Graduate School of Science, Osaka City University* Graduate School of Science, Osaka University, Japan** Graduate School of Science, Osaka City University, Japan***
○Kentaro Kai* Ikuko Miyahara* Noriko Nakagawa** Seiki Kuramitsu** Nobuo Kamiya***
ADP-ribose pyrophosphatase (ADPRase) from Thermus thermophilus (Tt) HB8 is a member of the nudix family proteins that distribute widely in nature and metabolize many kinds of nucleotide diphosphates. Tt-ADPRase catalyzes the divalent metal ion-dependent hydrolysis of ADP-ribose (ADPR) to AMP and ribose 5' -phosphate.

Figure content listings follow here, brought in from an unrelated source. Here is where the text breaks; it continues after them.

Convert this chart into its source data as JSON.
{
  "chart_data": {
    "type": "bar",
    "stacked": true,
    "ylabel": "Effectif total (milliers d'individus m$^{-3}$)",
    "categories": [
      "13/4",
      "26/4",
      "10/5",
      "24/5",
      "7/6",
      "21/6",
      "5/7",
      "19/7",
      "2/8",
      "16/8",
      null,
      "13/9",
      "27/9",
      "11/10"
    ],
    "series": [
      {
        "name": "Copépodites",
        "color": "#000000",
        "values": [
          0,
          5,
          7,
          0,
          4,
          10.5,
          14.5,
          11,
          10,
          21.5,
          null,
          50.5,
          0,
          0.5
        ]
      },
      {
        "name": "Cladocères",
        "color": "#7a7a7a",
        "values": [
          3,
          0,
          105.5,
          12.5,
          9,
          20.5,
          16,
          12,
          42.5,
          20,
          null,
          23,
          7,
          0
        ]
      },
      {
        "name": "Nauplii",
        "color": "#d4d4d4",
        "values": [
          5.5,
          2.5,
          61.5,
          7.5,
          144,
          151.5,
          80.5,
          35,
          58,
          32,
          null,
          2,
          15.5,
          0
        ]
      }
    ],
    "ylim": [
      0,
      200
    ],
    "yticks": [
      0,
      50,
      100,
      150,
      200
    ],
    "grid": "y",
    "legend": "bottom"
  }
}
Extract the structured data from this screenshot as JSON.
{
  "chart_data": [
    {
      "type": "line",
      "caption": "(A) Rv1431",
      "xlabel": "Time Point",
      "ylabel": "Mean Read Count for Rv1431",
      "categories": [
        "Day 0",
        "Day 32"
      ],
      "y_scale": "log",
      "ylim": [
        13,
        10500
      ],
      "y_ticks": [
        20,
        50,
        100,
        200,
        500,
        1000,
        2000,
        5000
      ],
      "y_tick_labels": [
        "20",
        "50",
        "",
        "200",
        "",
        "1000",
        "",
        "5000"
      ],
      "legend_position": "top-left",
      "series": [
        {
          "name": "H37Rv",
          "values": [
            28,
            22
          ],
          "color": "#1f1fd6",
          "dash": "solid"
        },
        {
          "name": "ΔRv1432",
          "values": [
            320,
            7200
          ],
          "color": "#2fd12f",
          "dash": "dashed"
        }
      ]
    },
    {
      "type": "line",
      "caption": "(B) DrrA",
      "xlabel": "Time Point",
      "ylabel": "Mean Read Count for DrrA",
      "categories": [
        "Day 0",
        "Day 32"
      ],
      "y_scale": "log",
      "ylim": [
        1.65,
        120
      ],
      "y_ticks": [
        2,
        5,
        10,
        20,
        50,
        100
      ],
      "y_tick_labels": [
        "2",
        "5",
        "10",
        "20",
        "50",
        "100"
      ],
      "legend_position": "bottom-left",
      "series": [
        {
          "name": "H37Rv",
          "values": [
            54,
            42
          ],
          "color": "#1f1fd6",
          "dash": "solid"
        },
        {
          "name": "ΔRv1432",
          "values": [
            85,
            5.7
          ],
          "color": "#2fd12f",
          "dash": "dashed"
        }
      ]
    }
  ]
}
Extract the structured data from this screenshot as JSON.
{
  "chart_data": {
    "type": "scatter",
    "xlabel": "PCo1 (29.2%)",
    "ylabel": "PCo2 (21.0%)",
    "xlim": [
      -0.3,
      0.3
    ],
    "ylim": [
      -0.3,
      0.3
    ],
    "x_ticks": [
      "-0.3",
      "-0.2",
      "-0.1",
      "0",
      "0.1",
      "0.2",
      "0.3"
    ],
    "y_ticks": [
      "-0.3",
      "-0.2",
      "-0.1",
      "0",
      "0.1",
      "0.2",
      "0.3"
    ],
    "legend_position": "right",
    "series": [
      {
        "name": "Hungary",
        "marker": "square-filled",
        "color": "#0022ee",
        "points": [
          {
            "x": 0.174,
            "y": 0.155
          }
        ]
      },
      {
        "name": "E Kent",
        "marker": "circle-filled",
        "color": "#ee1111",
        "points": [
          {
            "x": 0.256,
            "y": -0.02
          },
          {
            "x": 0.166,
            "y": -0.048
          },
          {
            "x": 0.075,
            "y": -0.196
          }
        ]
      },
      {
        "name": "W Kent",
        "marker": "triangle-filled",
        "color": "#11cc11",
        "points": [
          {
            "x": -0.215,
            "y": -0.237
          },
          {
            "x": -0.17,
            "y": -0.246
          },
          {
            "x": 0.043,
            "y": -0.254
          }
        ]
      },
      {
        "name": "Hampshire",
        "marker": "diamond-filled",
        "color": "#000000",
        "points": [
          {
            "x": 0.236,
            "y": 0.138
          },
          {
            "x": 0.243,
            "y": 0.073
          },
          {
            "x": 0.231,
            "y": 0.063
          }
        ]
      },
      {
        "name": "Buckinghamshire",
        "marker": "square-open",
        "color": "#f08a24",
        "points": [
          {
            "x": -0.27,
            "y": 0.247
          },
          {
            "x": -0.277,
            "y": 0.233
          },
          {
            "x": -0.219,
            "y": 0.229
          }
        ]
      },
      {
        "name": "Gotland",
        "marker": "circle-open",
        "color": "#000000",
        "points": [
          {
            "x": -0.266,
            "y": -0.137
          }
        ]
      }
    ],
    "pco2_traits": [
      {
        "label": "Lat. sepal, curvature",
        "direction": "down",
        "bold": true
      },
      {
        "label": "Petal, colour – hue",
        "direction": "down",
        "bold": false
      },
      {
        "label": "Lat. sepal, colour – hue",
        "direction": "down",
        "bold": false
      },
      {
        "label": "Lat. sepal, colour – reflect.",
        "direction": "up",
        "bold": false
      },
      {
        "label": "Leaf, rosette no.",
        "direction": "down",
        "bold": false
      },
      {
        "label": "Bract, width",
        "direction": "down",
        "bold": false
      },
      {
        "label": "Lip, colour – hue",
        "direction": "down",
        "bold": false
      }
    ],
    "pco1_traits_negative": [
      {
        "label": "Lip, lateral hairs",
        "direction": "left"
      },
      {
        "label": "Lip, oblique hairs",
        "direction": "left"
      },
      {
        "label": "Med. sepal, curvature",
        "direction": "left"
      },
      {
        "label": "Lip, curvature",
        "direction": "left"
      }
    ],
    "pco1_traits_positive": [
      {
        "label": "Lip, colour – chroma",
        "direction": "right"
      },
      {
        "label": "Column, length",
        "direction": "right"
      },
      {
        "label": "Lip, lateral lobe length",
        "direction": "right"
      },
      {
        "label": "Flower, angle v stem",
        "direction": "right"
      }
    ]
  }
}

The crystal structures of ADPRase have been reported including the ternary complex with divalent metal ions and ADPR (Yoshiba, S. et al. (2004) J. Biol. Chem. 279, 37163-74). The complex crystals were obtained in acetate buffer out of catalytically optimum condition pH 6-7. Two metal binding sites, MI and MII, were involved in the metal coordination scheme around ADPR in the reaction cavity. We continued to improve the ternary complex crystal with Zn (II) ions and ADPR, and succeeded to determine the structure at 1.6Å resolution using X-ray diffraction data collected at the PF. When the pH value was increased slightly to pH4.7, an additional Zn ion was newly found at the third metal binding site, MIII, interacting with the ADPR phosphate and the Glu82 carboxylate. A water molecule bridging two Zn ions at MI and MIII is a candidate of nucleophile whichi is stereochemically suitable in the inline mechanism of the nucleotide diphosphate hydrolysis. The ternary complex crystal will be a potential target for time-resolved X-ray crystallography to prove the reaction mechanism proposed, if the catalytic reaction in the crystalline state could be triggered by the pH shift toward the optimum condition pH 6-7. We are at present investigating the protocol for the pH shift in crystal, and may present more detailed reaction mechanism of ADPRase, based on the results from both of the static and time-resolved structure analyses.